Dalam sejarah perkembangan kesenian Islam-kuno di
Indonesia, Wali sangat besar peranannya dalam menciptakan karya seni. Sering disebut-sebut bahwa beberapa Wali yang
terkenal dalam sejarah Indonesia adalah pendiri
masjid dan pencipta bentuk wayang.
Kedudukan Wali sebagai empu menjadi
panutan bagi para raja atau sulta yang memerintah kerajaan Islam
selanjutnya. Tidak jarang disebut-sebut
dalam sejarah sultan-sultan yang disamping kedudukannya sebagai pemimpin
terttinggi dalam pemerintahan, juga terkenal sebagai empu. Kegiatan seni yang
ditunjang dan langsung dipimpin oleh para sultan inilah yang menimbulkan
suasana seni yang menjamin kelestarian tradisi kebudayaan istana secara
turun-temurun.
Sesuai dengan struktur pemerintahan feodal dengan
pandangan hidup yang serba kosmis-magis, para penguasa di daerah juga mengikuti
kehidupan dengan pola kebangsawanan yang sama.
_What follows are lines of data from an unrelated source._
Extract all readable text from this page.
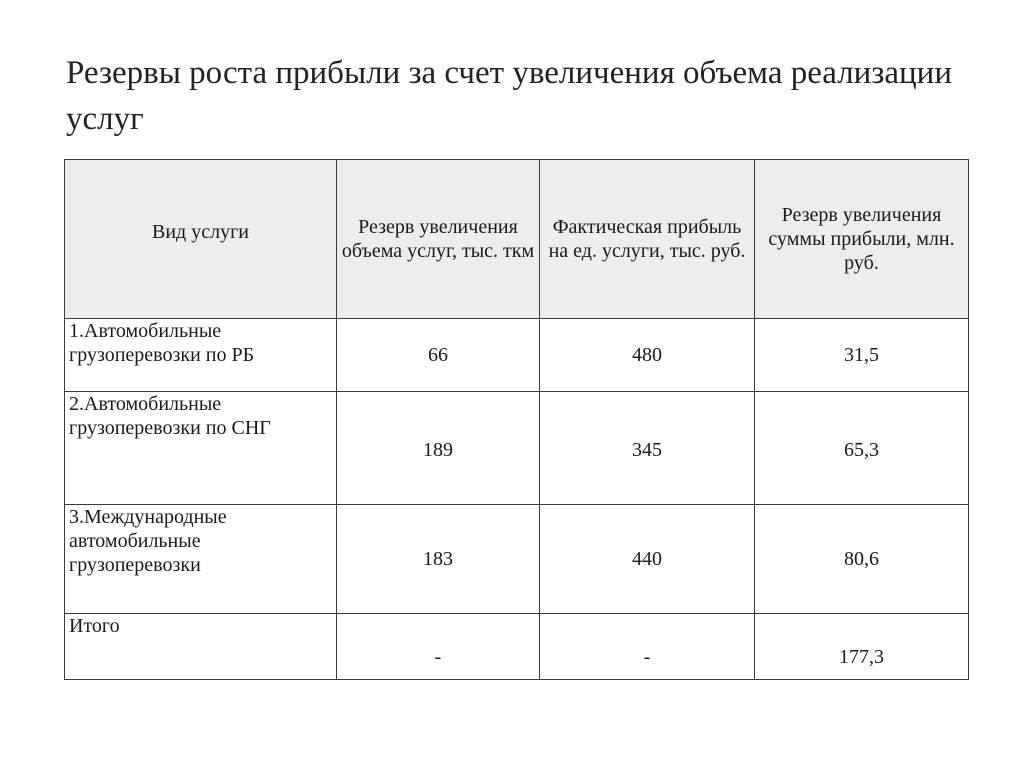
Резервы роста прибыли за счет увеличения объема реализации услуг
Вид услуги	Резерв увеличения объема услуг, тыс. ткм	Фактическая прибыль на ед. услуги, тыс. руб.	Резерв увеличения суммы прибыли, млн. руб.
1.Автомобильные грузоперевозки по РБ	66	480	31,5
2.Автомобильные грузоперевозки по СНГ	189	345	65,3
3.Международные автомобильные грузоперевозки	183	440	80,6
Итого	-	-	177,3
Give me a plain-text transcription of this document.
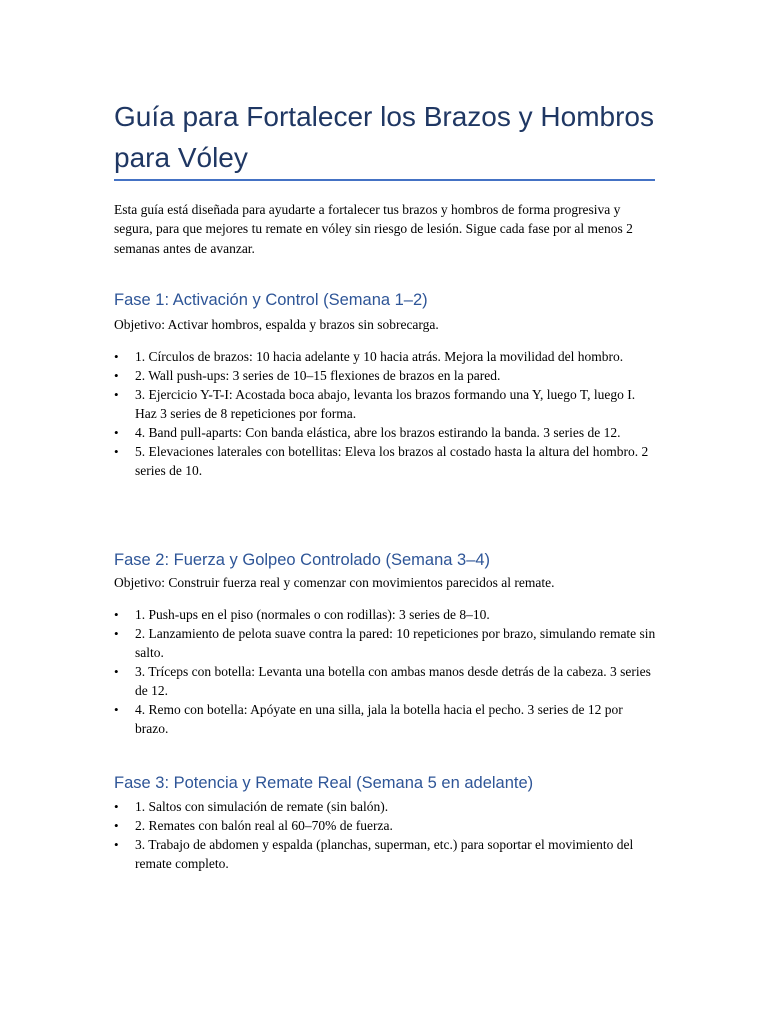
Guía para Fortalecer los Brazos y Hombros para Vóley

Esta guía está diseñada para ayudarte a fortalecer tus brazos y hombros de forma progresiva y segura, para que mejores tu remate en vóley sin riesgo de lesión. Sigue cada fase por al menos 2 semanas antes de avanzar.

Fase 1: Activación y Control (Semana 1–2)

Objetivo: Activar hombros, espalda y brazos sin sobrecarga.

• 1. Círculos de brazos: 10 hacia adelante y 10 hacia atrás. Mejora la movilidad del hombro.
• 2. Wall push-ups: 3 series de 10–15 flexiones de brazos en la pared.
• 3. Ejercicio Y-T-I: Acostada boca abajo, levanta los brazos formando una Y, luego T, luego I. Haz 3 series de 8 repeticiones por forma.
• 4. Band pull-aparts: Con banda elástica, abre los brazos estirando la banda. 3 series de 12.
• 5. Elevaciones laterales con botellitas: Eleva los brazos al costado hasta la altura del hombro. 2 series de 10.
Fase 2: Fuerza y Golpeo Controlado (Semana 3–4)

Objetivo: Construir fuerza real y comenzar con movimientos parecidos al remate.

• 1. Push-ups en el piso (normales o con rodillas): 3 series de 8–10.
• 2. Lanzamiento de pelota suave contra la pared: 10 repeticiones por brazo, simulando remate sin salto.
• 3. Tríceps con botella: Levanta una botella con ambas manos desde detrás de la cabeza. 3 series de 12.
• 4. Remo con botella: Apóyate en una silla, jala la botella hacia el pecho. 3 series de 12 por brazo.
Fase 3: Potencia y Remate Real (Semana 5 en adelante)
• 1. Saltos con simulación de remate (sin balón).
• 2. Remates con balón real al 60–70% de fuerza.
• 3. Trabajo de abdomen y espalda (planchas, superman, etc.) para soportar el movimiento del remate completo.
Pada kerajaan-kerajaan bawahan di daerah,
tercipta pula pola kehidupan seni budaya yang sama yang disesuaikan dengan
tradisi daerahnya masing-masing. Da
daerah ini pula muncul empu-empu
dengan hasil ciptaan yang kadang-kadang menyimpang dari gaya seni yang berada
di pusat kerajaan. Maka terciptalah
berbagai gaya dan corak seni yang berbeda di tiap daerah.
Seorang empu yang
berkarya dibantu oleh para pembantu atau juru-juru seni yang disebut cantrik. Mereka ini adalah pembantu
sekaligus murid empu yang bekerja
atas petunjuk yang diberikan. Kaidah
seni atau hukum seni diajarkan kepada para cantrik.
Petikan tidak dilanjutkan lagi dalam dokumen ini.